Tal vez por eso le rendimos culto y le profesamos devoción. Tal vez por eso creemos en él y en ese reino construido «pa que la gente viva feliz aunque no tenga gobierno» y por eso, creemos en la «iglesia de los compases celestiales, en la comunión de la gente cantando» y «en el perdón de los pecados inmorales». Creemos como se debe creer, a ciegas, sin ver. Porque el carnaval de la calle , al que todos invocan, solo existe en nuestro imaginario colectivo, y precisamente por eso, tiene cada día más fieles y más fanáticos, porque nadie lo ha visto.
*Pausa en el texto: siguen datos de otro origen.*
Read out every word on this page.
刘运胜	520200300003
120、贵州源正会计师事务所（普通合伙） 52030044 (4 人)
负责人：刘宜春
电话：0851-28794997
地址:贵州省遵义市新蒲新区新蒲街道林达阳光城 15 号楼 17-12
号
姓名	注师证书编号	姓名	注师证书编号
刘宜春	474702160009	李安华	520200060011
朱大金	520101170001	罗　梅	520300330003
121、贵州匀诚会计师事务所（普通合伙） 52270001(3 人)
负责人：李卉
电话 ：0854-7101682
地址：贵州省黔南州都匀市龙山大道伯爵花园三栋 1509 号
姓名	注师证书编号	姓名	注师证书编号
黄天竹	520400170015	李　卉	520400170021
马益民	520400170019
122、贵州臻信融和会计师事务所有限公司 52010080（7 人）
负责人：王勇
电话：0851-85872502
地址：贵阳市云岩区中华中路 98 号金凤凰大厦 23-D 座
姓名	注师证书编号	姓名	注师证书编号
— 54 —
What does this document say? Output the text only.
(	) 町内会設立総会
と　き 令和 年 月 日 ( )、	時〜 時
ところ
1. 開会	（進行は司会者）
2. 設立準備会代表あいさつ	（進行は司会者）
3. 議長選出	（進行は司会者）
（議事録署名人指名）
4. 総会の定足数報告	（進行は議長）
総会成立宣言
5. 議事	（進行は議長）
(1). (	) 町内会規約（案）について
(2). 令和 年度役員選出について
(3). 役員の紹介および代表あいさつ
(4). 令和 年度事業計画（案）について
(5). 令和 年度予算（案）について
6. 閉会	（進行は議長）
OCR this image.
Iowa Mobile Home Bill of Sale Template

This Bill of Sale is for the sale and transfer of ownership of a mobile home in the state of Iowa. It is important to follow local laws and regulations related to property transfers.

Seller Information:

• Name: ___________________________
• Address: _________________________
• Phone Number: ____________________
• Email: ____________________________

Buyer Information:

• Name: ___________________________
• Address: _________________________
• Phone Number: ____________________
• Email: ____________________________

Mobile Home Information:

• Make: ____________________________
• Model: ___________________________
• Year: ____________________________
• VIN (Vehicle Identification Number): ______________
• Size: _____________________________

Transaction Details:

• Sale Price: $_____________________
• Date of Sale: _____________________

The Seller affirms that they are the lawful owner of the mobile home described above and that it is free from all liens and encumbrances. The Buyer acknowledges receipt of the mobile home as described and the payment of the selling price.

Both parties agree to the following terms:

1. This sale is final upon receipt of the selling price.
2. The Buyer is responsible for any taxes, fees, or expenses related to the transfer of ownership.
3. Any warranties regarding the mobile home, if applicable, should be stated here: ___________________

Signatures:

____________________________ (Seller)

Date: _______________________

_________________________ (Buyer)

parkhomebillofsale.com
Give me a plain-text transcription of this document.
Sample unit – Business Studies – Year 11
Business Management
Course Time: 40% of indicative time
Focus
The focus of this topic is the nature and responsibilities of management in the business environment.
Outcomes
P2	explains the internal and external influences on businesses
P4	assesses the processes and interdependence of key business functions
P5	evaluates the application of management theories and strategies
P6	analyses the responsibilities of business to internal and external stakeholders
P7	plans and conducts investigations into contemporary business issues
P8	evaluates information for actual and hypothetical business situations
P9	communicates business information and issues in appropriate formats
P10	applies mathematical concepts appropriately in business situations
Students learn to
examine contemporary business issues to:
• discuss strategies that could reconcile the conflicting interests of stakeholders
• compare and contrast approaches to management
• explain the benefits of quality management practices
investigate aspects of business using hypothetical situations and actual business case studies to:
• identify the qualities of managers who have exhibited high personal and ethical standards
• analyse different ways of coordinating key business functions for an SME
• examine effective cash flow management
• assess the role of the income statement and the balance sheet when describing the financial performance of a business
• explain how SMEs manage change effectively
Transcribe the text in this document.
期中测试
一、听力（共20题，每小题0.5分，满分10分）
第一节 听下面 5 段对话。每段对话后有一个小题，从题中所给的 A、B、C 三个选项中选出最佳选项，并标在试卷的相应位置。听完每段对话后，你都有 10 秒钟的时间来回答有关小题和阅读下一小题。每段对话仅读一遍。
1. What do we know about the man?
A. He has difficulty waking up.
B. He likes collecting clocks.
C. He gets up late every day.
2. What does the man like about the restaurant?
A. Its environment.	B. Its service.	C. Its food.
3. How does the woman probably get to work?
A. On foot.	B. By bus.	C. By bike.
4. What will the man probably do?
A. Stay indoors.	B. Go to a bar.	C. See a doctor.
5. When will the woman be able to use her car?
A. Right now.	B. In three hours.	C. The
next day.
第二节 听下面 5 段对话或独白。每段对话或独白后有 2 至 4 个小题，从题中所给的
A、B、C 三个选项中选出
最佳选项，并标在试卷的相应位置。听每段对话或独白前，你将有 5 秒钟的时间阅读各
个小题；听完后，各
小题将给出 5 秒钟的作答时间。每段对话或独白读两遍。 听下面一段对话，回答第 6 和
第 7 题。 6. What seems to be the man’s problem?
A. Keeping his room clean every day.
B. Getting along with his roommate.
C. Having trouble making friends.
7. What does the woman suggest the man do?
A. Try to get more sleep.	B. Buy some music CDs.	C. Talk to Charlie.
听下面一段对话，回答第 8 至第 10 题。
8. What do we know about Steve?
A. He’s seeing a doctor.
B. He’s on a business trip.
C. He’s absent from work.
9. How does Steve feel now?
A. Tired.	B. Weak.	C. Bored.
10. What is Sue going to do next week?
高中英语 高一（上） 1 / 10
Hemos vendido un Carnaval que se sostiene con ideas, pero que no se corresponde con la realidad . Ningún programa oficial, ningún tablao oficial, ningún concurso oficial, ninguna cosa oficial se parece al Carnaval. Tampoco la calle, donde cada vez hay más normas : no cantar más allá de las doce, guardar silencio para escuchar, buscar una esquina concreta donde esté permitida la risa, cumplir con los romanceros, con los carruseles, con el pregón, con los conciertos, con el dios Momo, con la cabalgata, con el feminismo, con el ecologismo, con la movilidad, con la trasnversalidad. No es bueno un Carnaval con itinerario. No es bueno un Carnaval con tantas etiquetas.

En la ciudad de Cádiz el Carnaval dura lo que dura un estribillo . Un instante, un momento, una eternidad, que solo comprendemos los que vivimos el año entero entre estas cuatro paredes desconchadas. Usted lo sabe, y yo también. Y ese instante nunca pasó –o tal vez sí- un sábado de Carnaval ni un domingo de Coros; pasó quizá en noviembre, o en julio, o en febrero ¿por qué no?, cualquier momento es bueno «para descubrir que no tiene sentido esta vida sin ti» –que me perdone don Antonio otra vez-, porque el Carnaval, insisto es un estado de ánimo.

Es el desahogo de esta ciudad ahogada en sus miserias, en sus lágrimas y en sus penas. Es el ejercicio de quitarse la máscara y reconocernos en el espejo de la realidad .

Somos lo que somos, y tenemos lo poco que tenemos. Pero eso, siendo tan poco, es nuestro. Como nuestro Carnaval, el que se vive en la ciudad de Cádiz.